Erste Hilfe für gestresste Proteine

Zellen schützen sich mit gleich zwei "Rettungstrupps" vor schädlichen Radikalen

Sonnenbrand ist Zellstress. Denn UV-Licht erzeugt schäödliche Sauerstoffradikale in den Zellen. © Kelly Sue DeConnick/ CC-by-sa 2.0

Helfer im Nebenjob: Unsere Zellen schützen sich mit einer raffinierten Doppelstrategie gegen oxidativen Stress: Fällt die normale Schutztruppe der Chaperon-Proteine wegen allzu aggressiver Sauerstoff-Radikale aus, wird eine zweite Rettungstruppe aktiv und bewahrt die zelleigenen Proteine vor schädlichen Folgen, wie Forscher nun herausgefunden haben.
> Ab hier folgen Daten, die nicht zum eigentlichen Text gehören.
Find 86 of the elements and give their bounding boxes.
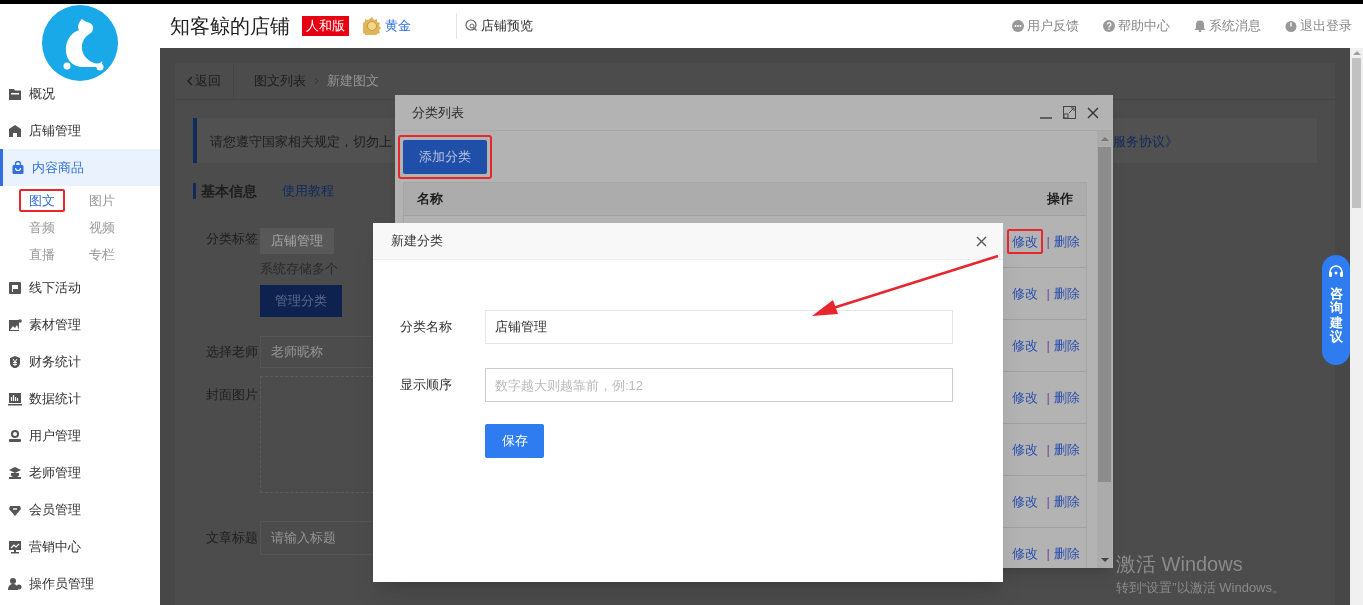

Mit Sauerstoff verbinden die meisten Menschen vor allem Positives: Jede einzelne Zelle des Körpers benötigt ihn. Tritt Sauerstoff jedoch in Form von reaktiven Radikalen auf, ist er extrem schädlich für den Körper. Diese aggressiven Sauerstoff-Verbindungen entstehen, wenn UV-Licht auf die Zellen trifft oder durch chemische Substanzen, die zum Beispiel in Zigarettenrauch enthalten sind. Man spricht dann von oxidativem Stress. Er greift das Erbgut an oder verändert die Faltung der Proteine so, dass sie ihre Aufgaben nicht mehr ausführen können.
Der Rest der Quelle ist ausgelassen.